Ponderar, admirar e rejeitar
Entretanto, um pouco mais tarde, às vezes eu olhava fotografias do palácio de Versailles, do Trianon21, do Petit Trianon22, de Fontainebleau23, onde tudo parecia sorrir de modo encantador, e pensava de mim para comigo: “Em todo esse mimo e nessa graça falta algo: seriedade! Além de todo esse sorriso, eu quereria ver a carranca e a força! Vejo que essa nação descende de cruzados, mas não vejo quais cruzados poderiam descender dessa nação…”
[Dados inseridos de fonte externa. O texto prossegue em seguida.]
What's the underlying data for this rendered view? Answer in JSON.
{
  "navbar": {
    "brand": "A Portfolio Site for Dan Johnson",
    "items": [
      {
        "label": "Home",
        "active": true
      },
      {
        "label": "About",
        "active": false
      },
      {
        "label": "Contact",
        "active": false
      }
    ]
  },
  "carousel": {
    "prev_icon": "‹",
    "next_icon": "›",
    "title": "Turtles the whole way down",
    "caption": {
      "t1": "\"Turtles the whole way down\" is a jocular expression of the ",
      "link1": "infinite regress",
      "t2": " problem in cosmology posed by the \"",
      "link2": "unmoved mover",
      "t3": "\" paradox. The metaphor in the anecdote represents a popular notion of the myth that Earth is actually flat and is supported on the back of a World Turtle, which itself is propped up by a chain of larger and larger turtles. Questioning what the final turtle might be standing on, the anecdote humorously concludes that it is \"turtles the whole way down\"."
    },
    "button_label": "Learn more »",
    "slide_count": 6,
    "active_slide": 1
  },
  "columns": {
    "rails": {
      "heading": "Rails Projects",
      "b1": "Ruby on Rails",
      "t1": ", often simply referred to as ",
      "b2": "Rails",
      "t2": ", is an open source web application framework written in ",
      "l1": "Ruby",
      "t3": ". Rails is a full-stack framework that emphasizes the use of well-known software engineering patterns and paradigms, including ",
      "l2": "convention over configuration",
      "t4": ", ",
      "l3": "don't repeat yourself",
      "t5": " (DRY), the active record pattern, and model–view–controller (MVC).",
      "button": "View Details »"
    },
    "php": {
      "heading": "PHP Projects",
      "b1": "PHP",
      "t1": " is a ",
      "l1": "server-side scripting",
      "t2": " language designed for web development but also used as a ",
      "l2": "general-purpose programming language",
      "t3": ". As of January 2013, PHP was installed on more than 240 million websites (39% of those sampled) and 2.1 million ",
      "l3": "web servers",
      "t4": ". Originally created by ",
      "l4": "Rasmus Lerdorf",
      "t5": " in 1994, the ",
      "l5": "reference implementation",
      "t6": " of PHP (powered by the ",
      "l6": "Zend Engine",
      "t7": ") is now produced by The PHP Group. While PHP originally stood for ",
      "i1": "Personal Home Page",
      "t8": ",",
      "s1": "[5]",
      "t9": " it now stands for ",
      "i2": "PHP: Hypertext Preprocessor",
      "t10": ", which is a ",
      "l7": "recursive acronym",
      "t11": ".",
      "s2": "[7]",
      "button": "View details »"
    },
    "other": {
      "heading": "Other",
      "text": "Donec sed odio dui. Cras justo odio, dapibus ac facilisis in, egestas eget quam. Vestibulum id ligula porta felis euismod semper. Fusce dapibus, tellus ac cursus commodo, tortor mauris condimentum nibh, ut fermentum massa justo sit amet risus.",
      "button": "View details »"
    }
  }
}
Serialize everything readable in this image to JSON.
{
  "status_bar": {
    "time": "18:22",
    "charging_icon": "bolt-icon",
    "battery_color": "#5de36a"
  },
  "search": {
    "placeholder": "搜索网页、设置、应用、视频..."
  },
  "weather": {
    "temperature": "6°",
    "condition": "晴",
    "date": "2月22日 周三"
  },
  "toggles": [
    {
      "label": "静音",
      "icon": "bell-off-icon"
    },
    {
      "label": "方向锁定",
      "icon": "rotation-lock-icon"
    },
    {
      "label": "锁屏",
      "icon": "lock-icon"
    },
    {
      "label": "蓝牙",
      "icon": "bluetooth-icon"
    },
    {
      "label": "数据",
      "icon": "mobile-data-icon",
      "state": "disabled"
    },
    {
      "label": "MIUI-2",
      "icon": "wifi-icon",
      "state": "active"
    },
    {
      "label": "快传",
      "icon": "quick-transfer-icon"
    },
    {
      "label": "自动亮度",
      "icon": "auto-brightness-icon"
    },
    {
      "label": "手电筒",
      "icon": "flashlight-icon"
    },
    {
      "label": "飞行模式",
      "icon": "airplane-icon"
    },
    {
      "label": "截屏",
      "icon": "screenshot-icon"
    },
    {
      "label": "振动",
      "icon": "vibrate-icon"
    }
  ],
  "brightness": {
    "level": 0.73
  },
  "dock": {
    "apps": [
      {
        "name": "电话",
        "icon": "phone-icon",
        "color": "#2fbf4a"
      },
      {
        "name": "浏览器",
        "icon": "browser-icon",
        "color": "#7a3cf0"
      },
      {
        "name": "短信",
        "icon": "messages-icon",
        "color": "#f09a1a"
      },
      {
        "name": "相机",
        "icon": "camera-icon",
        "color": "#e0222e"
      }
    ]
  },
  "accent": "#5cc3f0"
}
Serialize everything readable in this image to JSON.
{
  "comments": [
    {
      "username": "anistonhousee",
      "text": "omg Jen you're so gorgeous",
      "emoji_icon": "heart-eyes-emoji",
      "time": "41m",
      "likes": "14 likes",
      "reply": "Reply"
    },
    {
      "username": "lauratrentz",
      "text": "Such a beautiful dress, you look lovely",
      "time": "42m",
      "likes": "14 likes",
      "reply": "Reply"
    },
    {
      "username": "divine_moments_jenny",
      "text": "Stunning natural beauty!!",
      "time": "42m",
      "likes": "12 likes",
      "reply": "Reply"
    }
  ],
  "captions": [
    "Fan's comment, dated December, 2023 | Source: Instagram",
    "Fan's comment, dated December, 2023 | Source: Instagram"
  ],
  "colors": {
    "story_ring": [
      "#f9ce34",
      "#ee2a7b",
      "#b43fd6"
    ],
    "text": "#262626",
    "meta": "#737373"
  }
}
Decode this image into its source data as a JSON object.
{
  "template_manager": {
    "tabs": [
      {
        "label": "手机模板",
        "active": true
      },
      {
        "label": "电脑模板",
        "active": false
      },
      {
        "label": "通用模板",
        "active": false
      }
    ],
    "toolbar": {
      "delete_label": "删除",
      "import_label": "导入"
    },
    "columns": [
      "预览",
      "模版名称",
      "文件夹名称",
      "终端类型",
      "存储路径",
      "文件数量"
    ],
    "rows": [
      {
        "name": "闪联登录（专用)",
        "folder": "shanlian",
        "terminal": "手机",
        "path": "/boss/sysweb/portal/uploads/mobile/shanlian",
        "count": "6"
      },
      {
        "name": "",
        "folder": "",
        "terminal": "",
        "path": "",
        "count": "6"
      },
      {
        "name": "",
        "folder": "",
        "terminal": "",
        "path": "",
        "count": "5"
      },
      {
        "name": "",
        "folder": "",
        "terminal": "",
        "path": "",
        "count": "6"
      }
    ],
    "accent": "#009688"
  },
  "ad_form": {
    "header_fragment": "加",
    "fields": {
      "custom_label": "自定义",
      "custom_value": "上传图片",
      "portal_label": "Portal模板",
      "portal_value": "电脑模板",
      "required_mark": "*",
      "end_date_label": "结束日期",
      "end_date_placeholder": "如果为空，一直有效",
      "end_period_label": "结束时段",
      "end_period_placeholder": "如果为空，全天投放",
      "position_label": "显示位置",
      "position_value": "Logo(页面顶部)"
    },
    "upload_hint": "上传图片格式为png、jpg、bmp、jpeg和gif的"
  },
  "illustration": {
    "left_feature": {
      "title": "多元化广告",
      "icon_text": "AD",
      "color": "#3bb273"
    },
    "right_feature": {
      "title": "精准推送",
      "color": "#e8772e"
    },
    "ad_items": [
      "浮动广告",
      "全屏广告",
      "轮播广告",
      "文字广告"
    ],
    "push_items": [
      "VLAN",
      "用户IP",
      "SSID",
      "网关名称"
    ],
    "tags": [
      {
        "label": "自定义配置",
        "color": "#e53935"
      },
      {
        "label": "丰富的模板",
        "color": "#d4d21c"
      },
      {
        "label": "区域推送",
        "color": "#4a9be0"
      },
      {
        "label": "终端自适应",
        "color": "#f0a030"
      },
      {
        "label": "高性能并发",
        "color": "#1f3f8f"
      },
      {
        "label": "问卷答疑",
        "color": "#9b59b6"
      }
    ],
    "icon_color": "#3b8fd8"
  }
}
Era verdade que o heroísmo francês durante a Primeira Guerra Mundial tinha sido muito grande, mas esses heróis quase foram derrotados, por imprevidência, pois na paz eles não gostavam de se preparar para a guerra. A indecência, a imoralidade e a corrupção também faziam parte da França. Então, eu devia ter um critério de fundo de alma, com base no que via da Santa Igreja Católica Apostólica e Romana, para poder pesar, ponderar, comparar, admirar, censurar ou rejeitar, a cada passo, o que a França me apresentava.
1A revista Journal de l’Université des Annales, coleção pertencente a Dª Lucilia e muito lida por Plinio. Cf. Volume II desta coleção, p. 480 ss.
2 Em francês, literalmente: “voo-ao-vento”. Prato de entrada, de massa folhada, formando uma espécie de recipiente no qual se deita algum recheio, quase sempre salgado.
3 Em francês: apreciador de iguarias finas.
4 Capital do departamento da Gironde e da região de Aquitânia (França).
5 Em francês: delicioso, requintado.
6 Em francês: creme batido.
7 Em alemão: creme batido.
8 Em francês: “Lições sobre coisas”.
9 Em francês: “Bela Época”. Período que abrange os anos posteriores à Guerra Franco-Prussiana (1870-1871), até os primórdios da Primeira Guerra Mundial (1914-1918).
10 Em francês: nascida.
11 Sophie Rostopchine, Condessa de Ségur (1799-1874), romancista de origem russa, casada com um nobre francês, escreveu numerosas obras para a juventude. Seu pai foi Fedor Vassilievitch (1763-1826), Conde Rostopchine, general e Governador de Moscou. Em 1812, antes da chegada do exército de Napoleão Bonaparte, evacuou a cidade e foi-lhe atribuída a responsabilidade pelo incêndio que a destruiu.
12 Em francês: o corte das páginas tingido de dourado.
13 Os desastres de Sofia, editado em 1859.
14 A pousada do Anjo da Guarda, editado em 1863.
15 Em latim: lugar.
16 De autoria de Georges Fath, editado em 1888.
17 Sobre o caráter processivo da Revolução, o próprio Autor assim se expressa, no seu livro Revolução e Contra-Revolução: “Essa crise não é um fato espetacular e isolado. Ela constitui, pelo contrário, um processo crítico já cinco vezes secular, um longo sistema de causas e efeitos que, tendo nascido, em momento dado, com grande intensidade, nas zonas mais profundas da alma e da cultura do homem ocidental, vem produzindo, desde o século XV até nossos dias, sucessivas convulsões”. (Corrêa de Oliveira, Plinio. Revolução e Contra-Revolução. São Paulo: Editora Retornarei, 2002, p. 25.)
18 Chapéu de três bicos.
19 Do verbo francês chatoyer: mudar de cor ou emitir diferentes reflexos, segundo os jogos da luz.
20 Título dado ao Rei da França, Luís XIV (1638-1715), pelos seus contemporâneos.
21 Um dos palácios existentes nos jardins de Versailles, construído em 1687.
22 Pequeno palácio dos jardins de Versailles, construído em 1762.
23 Palácio em estilo renascentista, na região de Seine-et-Marne (França), construído pelo Rei Francisco I, em 1527.